Она была довольна: наконец-то она и отдыхала, и была занята любимым делом, которое позволяло отвлечься от грустных мыслей. Она ходила в толпе, нагруженная пакетами, и не замечала тяжести. Она разглядывала снующих мимо восточных женщин. Хотя по большей части рассмотреть женщин не всегда удавалось. Многие турчанки, хоть и ограничивались хиджабами и не носили паранджу, защищали глаза от солнца большими модными очками, поэтому свое мнение о них составить было весьма затруднительно. Но Саше было вполне достаточно того, что было доступно взору. Она пристально изучала их одежду. Цепкий, профессиональный взгляд выхватывал каждую деталь: краешек расшитых серебром шаровар, открывающихся при ходьбе; таинственный узор на плотной чадре пожилой мусульманки; волнообразные складки атласа, почти касающегося земли; ряд искрящихся монист, отбивающих ритм на лбу молоденькой, не обремененной оковами веры девушки. Саша смотрела и быстро раскладывала увиденное по коробочкам памяти, чтобы в нужный момент выдвинуть ящик, достать сундучок и вынуть из него очередной экспонат для будущей коллекции. Она уже и название придумала, даже два: одно для своих, для русских — «Белое солнце пустыни», а другое, общее для иностранцев — «Гарем». Она уже представляла себе обитательниц: веселых и грустных, совсем молоденьких и опытных, потрепанных жизнью. Кто-то мог заниматься рукоделием, кто-то танцевать, кто-то играть с детьми. Одних она бы одела в простую, даже черную одежду, других одарила бы украшениями, расшила бы халаты, а третьих, самых хорошеньких, свежих, тех, кого осыпает турецкий паша своим вниманием, она бы нарядила в платья танцовщиц с широкими, разлетающимися, кружащимися юбками, развевающимися от локтей рукавами, с прекрасными, сверкающими драгоценными каменьями поясами и плотным, подчеркивающим достоинства фигуры, сияющим разноцветными блестками лифом.
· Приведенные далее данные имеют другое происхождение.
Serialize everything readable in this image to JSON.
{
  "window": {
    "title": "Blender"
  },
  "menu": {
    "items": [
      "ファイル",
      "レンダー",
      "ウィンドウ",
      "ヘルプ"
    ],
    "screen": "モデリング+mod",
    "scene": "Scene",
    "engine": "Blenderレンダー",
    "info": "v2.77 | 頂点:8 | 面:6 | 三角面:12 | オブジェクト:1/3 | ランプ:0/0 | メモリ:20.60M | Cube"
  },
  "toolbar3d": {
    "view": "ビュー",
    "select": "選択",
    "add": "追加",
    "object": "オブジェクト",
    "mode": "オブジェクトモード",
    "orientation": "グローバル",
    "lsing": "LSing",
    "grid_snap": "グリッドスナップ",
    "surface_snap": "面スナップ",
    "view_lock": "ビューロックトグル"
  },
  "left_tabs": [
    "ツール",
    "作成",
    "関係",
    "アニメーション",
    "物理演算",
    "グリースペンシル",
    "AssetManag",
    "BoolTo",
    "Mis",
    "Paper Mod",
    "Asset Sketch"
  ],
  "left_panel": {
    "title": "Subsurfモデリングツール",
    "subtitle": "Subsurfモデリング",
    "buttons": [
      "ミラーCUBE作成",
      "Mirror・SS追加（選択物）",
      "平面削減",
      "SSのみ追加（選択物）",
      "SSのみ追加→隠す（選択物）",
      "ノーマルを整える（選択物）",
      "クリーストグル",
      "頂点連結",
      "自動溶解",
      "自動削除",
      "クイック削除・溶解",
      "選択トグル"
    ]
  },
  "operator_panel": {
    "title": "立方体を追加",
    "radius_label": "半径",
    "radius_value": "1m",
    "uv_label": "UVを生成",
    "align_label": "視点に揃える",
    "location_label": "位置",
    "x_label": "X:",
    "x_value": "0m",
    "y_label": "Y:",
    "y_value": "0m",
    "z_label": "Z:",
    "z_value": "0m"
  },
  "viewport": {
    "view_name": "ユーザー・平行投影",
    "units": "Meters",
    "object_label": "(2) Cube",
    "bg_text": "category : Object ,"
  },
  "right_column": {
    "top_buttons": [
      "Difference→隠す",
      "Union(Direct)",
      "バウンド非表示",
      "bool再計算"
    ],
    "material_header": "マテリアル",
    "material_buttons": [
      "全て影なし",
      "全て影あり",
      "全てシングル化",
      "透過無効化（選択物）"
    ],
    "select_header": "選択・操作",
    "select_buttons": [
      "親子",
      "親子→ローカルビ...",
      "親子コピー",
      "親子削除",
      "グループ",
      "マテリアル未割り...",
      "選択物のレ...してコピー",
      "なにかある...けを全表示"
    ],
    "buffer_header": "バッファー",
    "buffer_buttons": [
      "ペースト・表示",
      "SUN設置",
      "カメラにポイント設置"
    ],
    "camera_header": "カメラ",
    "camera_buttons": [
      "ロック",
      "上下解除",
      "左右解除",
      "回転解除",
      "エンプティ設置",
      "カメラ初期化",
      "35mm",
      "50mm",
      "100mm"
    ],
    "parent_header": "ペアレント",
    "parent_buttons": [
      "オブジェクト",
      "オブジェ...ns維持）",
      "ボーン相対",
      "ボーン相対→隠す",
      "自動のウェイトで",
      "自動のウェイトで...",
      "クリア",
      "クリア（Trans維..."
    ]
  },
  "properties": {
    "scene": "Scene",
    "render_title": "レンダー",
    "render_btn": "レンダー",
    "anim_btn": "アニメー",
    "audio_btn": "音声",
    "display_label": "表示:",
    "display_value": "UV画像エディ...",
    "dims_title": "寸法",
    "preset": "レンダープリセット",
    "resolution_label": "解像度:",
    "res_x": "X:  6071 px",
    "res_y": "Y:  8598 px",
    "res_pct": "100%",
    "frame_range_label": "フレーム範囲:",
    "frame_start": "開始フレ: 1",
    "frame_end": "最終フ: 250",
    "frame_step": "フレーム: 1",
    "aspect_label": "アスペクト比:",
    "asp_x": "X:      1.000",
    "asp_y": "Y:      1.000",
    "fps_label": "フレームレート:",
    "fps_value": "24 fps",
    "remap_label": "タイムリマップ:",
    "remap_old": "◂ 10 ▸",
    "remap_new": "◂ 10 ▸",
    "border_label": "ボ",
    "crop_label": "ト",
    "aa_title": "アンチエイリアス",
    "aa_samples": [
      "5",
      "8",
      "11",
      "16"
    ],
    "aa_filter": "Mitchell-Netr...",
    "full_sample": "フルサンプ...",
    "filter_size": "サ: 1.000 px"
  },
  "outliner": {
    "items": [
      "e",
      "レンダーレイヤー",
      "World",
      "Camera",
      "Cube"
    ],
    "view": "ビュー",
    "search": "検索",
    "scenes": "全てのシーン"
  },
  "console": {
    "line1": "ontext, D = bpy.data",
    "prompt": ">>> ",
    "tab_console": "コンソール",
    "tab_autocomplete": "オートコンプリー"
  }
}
И руки в браслетах, и щиколотки, и на шее ожерелья, и на плечах подвески. Конечно, для полноты картины было бы неплохо, чтобы этот ансамбль танцевал вокруг кушетки, на которой возлежал бы царственный хозяин гарема, но пока что она способна была только обдумывать подобные идеи, но не воплощать их в жизнь.